All State Government fines will rise on January 1, 2009. It is the first time the State Government has increased the value of its penalty units in almost a decade.

The change will bring Queensland closer into line with other states and territories.

Mickel told the house he was "pleased that at last penalty points have been raised".

"It is important that… penalty rates will be increased for those who engage in unsafe work practices," he says.

But Shadow Treasurer Tim Nicholls says this just another tax grab in the wake of the last week’s slashing of the State’s Budget surplus, estimating the exercise will earn an extra $70 million in revenue for the Bligh Government - a 32 percent increase on the $219 million collected last year.

He says this is just further evidence the State Government treats the people of Queensland as its "own personal ATM".

Business representatives such as Commerce Queensland and the Australian Industry Group have expressed additional concerns about the lack of communication that has accompanied the increases so far.

They anticipate a number of businesses will be unaware this is a whole-of-government hike.

Workplace health and safety is where business will be hit hardest, with the maximum financial penalty for breaches causing multiple deaths to rise from $150,000 to $200,000 and breaches causing death or grievous bodily harm $75,000 to $100,000.
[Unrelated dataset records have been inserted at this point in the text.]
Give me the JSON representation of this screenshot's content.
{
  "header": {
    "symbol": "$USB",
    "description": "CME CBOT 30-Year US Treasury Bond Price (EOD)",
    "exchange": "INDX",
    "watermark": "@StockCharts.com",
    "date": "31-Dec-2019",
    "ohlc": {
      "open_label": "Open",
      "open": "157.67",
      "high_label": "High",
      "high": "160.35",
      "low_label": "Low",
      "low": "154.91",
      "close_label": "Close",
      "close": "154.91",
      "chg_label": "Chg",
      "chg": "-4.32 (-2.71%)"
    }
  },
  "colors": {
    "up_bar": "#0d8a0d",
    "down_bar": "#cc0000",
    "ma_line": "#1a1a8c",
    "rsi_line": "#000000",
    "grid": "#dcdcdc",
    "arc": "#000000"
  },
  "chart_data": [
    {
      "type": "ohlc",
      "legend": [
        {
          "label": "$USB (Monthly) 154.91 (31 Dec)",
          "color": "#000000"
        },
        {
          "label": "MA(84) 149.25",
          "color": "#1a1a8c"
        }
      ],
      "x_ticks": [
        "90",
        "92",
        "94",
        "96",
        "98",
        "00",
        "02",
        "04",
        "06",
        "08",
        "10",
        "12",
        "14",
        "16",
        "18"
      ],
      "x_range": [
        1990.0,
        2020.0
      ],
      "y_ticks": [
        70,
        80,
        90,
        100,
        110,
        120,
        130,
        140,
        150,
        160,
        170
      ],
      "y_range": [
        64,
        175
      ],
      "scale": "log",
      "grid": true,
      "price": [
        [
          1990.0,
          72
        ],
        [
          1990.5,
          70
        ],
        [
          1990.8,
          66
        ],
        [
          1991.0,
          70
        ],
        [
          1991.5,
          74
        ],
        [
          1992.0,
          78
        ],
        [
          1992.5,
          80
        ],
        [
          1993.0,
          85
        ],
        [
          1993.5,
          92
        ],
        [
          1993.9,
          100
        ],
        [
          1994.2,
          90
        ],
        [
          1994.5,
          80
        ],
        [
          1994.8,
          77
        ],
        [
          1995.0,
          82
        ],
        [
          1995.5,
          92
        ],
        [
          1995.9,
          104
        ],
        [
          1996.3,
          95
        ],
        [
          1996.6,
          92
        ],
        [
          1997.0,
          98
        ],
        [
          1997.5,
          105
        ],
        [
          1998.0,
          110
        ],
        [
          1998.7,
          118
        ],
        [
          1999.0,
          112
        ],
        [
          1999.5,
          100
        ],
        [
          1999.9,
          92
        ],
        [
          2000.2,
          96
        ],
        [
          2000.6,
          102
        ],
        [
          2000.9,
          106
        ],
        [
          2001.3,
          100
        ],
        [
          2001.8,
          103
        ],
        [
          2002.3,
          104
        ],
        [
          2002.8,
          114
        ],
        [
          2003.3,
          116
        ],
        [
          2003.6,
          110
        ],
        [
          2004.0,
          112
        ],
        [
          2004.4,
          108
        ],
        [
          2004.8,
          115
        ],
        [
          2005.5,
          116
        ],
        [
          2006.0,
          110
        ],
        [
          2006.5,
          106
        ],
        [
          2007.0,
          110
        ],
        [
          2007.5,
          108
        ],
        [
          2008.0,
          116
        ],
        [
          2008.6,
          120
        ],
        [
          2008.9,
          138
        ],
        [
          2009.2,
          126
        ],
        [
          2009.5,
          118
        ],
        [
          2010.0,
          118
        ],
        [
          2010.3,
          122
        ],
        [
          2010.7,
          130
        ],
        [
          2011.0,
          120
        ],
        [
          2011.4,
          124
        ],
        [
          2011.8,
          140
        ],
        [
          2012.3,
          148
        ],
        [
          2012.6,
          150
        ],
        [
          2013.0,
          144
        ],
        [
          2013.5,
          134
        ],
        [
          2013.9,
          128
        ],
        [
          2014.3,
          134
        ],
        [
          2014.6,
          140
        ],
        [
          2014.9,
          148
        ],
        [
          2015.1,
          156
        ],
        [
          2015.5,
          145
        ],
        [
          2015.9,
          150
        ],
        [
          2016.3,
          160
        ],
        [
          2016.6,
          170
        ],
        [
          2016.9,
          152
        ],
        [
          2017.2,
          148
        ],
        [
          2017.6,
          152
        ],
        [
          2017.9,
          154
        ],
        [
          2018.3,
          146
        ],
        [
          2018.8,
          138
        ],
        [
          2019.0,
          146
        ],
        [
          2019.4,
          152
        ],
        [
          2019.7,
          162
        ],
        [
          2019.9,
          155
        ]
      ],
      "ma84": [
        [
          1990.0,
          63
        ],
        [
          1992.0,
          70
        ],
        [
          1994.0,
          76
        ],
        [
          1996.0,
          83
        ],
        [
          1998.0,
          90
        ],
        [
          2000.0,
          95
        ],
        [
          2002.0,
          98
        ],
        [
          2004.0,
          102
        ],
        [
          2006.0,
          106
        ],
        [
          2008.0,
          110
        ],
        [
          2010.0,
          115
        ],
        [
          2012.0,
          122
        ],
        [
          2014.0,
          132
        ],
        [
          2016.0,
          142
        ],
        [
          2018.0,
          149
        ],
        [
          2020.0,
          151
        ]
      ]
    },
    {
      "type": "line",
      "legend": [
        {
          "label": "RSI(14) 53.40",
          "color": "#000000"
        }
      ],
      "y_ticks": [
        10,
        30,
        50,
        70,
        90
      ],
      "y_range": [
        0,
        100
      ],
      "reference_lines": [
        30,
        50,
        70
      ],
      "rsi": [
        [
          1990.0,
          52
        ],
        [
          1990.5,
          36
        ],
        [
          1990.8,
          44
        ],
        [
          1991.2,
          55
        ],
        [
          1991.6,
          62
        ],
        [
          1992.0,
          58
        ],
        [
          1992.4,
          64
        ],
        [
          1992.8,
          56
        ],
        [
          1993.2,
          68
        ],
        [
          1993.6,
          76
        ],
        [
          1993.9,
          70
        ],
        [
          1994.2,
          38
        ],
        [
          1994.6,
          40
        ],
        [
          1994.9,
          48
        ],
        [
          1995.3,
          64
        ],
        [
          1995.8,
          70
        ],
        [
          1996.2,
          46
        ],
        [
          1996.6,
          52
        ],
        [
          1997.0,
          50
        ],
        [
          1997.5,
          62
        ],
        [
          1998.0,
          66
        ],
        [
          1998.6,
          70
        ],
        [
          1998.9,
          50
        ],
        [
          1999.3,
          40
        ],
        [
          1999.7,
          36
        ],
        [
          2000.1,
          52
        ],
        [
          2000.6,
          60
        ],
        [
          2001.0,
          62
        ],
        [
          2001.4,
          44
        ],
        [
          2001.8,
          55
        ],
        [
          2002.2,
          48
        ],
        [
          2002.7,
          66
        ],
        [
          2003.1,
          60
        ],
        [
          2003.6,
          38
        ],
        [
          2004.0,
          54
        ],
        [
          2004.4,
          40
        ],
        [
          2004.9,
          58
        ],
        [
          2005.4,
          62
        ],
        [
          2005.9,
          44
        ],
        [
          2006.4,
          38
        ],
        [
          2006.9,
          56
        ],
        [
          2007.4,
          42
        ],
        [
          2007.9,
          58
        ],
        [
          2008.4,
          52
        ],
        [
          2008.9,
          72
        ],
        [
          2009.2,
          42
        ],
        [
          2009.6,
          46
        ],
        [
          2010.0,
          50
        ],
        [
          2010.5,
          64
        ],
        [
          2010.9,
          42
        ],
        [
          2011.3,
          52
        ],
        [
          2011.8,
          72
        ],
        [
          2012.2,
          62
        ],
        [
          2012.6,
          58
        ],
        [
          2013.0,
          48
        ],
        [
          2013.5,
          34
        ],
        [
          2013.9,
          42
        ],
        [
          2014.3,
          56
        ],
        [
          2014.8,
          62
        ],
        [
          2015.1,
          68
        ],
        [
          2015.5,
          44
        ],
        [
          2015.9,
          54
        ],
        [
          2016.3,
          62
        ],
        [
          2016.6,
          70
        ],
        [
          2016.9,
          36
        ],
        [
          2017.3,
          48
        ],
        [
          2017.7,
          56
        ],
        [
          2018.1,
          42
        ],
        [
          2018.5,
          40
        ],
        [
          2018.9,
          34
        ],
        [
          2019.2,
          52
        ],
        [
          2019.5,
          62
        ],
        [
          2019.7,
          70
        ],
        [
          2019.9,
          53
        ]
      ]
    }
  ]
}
The maximum for all other WH&S breaches where there is failure to discharge obligations will rise between $12,500 and $18,750.

Furthermore, under the proposed the National OHS Review penalties would increase further, with offences to be administered against a three-tier approach.

Under a harmonised national system fines for corporations and individuals would rise to maximum of penalties of $500,000 and $100,000 for the lowest category and $3 million, $600,000 or up to five jails for the worst cases.

And while the rate for first-timer WH&S offenders generally falls between 10 and 15 percent of the maximum penalty, Freehills Employment Relations Partner Harold Downes says it will still be a shock for those businesses unaware their actions are at fault.

On a positive note he says the report’s recommendation for the onus of proof to be shifted back onto prosecutors in OHS cases will offset this somewhat.

The same good news can not be afforded to those caught in breach of water restrictions, with refusal to replace or amend a Water Efficiency Management Plan (WEMP) rising from $37,500 to $50,000.

Failure to comply with a WEMP will now warrant a maximum penalty of $166,500, up $41,626.

A spokesperson for the Department of Employment and Industrial Relations says the Government is taking a whole-of-government communication approach on the issue.

January 1 also marks the start of new council powers regarding the regulation of environmental issues such as minor water, noise, air, dust, odour and light pollution.

As part of the legislation, on the spot fines have increased to $1,500 for a corporation and $750 for an individual, while wilful and non-wilful contravention of these provisions will warrant penalties of $62,625 and $22,500.

Council have, however, been given the right to set the value of these penalties how they see appropriate, prompting speculation they could increase in a similar.